Another survey, CyberCompare, reported by the UK's Daily Mail, found that one in three men and women over 18 surveyed admitted to sending sexts, explicit photos on Snapchat or in chatrooms, or using webcams and videophones to have cyber sex.

An Australian study of 2000 teenagers aged between 15 and 18 released this week said "sexting and sending explicit photos by smart phone is now a common part of teenage sexual behaviour.

Fifty-four per cent of surveyed students reported receiving a sexually explicit text message and 26 per cent reported sending a sexually explicit photo of themselves.

These percentages increase among sexually active students with 84 per cent saying that they had received a sexually explicit text and 72 per cent had sent one.

Half on this group said they had sent a nude or explicit photo of themselves.

Lead researcher in the study, Professor Anne Mitchell, said the statistics sent a clear message to parents and policy-makers that "technology is here to stay, with smart phones and social media used almost universally among teenagers".

The power of social media chimed again last weekend, when on the day 26-year-old Bay mother-of-two Tracey O'Brien died in a car crash that also injured her two children, commentary from her friends about her death was immediately visible on social media.

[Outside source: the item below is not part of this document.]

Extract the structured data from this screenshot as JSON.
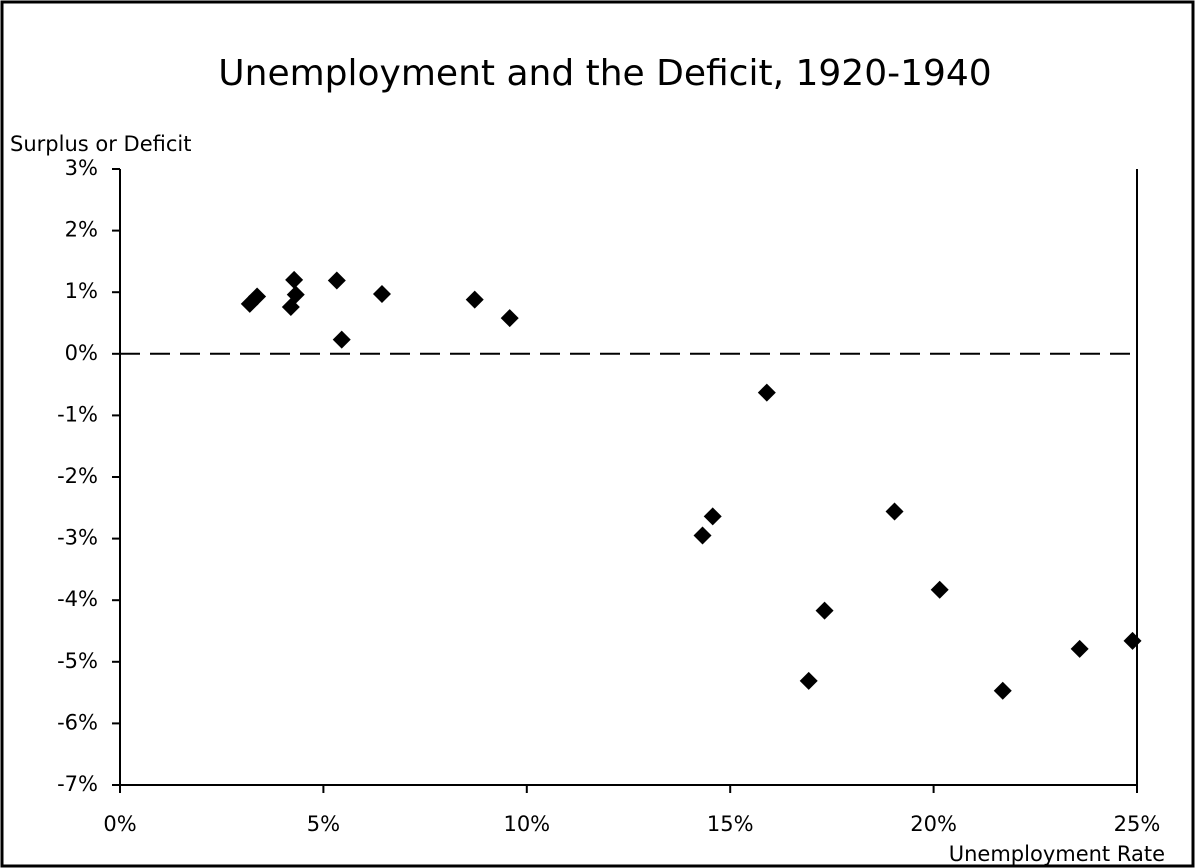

Even on the same night she died, her former partner and father of the children, Matt Ruddell, posted on Facebook, but his first post was not about the accident itself, but how the news had spread.

"This is surreal this ain't happening and for those of u that think social media is a farce!!!!! Wild fire is all I can't say wow."

The following evening when a Bay of Plenty Times reporter turned up at Mount Mellick where Ms O'Brien's friends had gathered they said they were not ready to talk. While we respected their views and left them in peace, it did make me ponder.

For when people publish everything on Facebook without privacy settings, they are in fact 'talking' to the whole world, in print, which can last forever.

And in this context, Mr Ruddell's theory that he posted not once, but twice about the crash "Nvr text and drive", seemed in my view something potentially that could have far-reaching - and lasting - consequences.

While social media is well and truly here to stay, the risk of overexposure is only going to increase for people from all walks of life.

Whether you are Judith Collins scrapping with trolls on Twitter or an elderly politician who makes unusual spritzers with wine. Whether you are a sports hero or an actress, or young teens at school.

People are not going to stop engaging with social media, but at least they can engage the brain, and think before pressing the keyboard.